One of the key risks for importers and borrowers alike is that the costs are variable. If the currency in which they have to pay for their imports or for their debts rises in value, they have to pay more in local currency. There are similar risks for borrowers if the interest rate rises or for raw materials importers if prices evolve.

Hedging allows to fix prices, interest or foreign exchange rate that they will pay, the risk essentially taken by the bank, allowing clients to “sleep well”, said Thierry Gigant.  “BNP Paribas is a leader in derivative products allowing us to provide tailor-made products for clients” he added.

— No plans for retail

Local banking chiefs wary of takeover can relax that BNP Paribas, at least, has no current plans for entering the retail market.

“At this stage we have considered that the local market on the retail side is already correctly served… and we would have a limited added value to propose to the retail customer,” said Gigant.

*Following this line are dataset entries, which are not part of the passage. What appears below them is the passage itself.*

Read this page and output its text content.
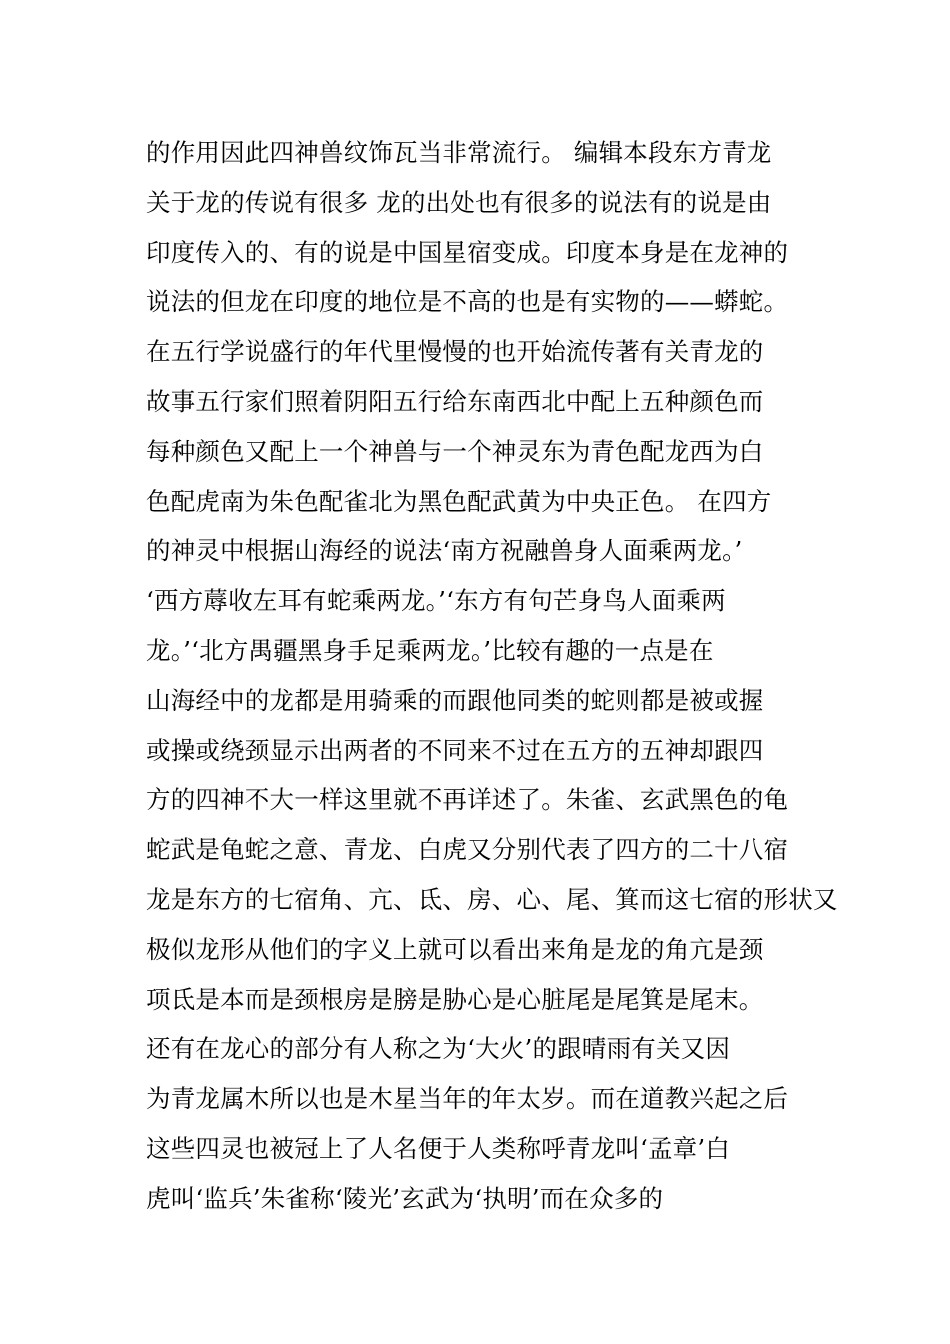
的作用因此四神兽纹饰瓦当非常流行。 编辑本段东方青龙
关于龙的传说有很多 龙的出处也有很多的说法有的说是由
印度传入的、有的说是中国星宿变成。印度本身是在龙神的
说法的但龙在印度的地位是不高的也是有实物的——蟒蛇。
在五行学说盛行的年代里慢慢的也开始流传著有关青龙的
故事五行家们照着阴阳五行给东南西北中配上五种颜色而
每种颜色又配上一个神兽与一个神灵东为青色配龙西为白
色配虎南为朱色配雀北为黑色配武黄为中央正色。 在四方
的神灵中根据山海经的说法‘南方祝融兽身人面乘两龙。’
‘西方蓐收左耳有蛇乘两龙。’‘东方有句芒身鸟人面乘两
龙。’‘北方禺疆黑身手足乘两龙。’比较有趣的一点是在
山海经中的龙都是用骑乘的而跟他同类的蛇则都是被或握
或操或绕颈显示出两者的不同来不过在五方的五神却跟四
方的四神不大一样这里就不再详述了。朱雀、玄武黑色的龟
蛇武是龟蛇之意、青龙、白虎又分别代表了四方的二十八宿
龙是东方的七宿角、亢、氐、房、心、尾、箕而这七宿的形状又
极似龙形从他们的字义上就可以看出来角是龙的角亢是颈
项氐是本而是颈根房是膀是胁心是心脏尾是尾箕是尾末。
还有在龙心的部分有人称之为‘大火’的跟晴雨有关又因
为青龙属木所以也是木星当年的年太岁。而在道教兴起之后
这些四灵也被冠上了人名便于人类称呼青龙叫‘孟章’白
虎叫‘监兵’朱雀称‘陵光’玄武为‘执明’而在众多的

BNP Paribas Cyprus will thus concentrate on large clientele, both corporate and Private, thanks to the 22 local staff, with the support in terms of Treasury, research, IT and a range of other services from its global network.

“Our objective when we talk about the local market is mainly to target the large corporates or the private investors”, he said. In that sense, not being in the retail market in Cyprus is not a disadvantage.

Thierry Gigant concludes: “We concentrate on a limited number of clients and we serve them very well.”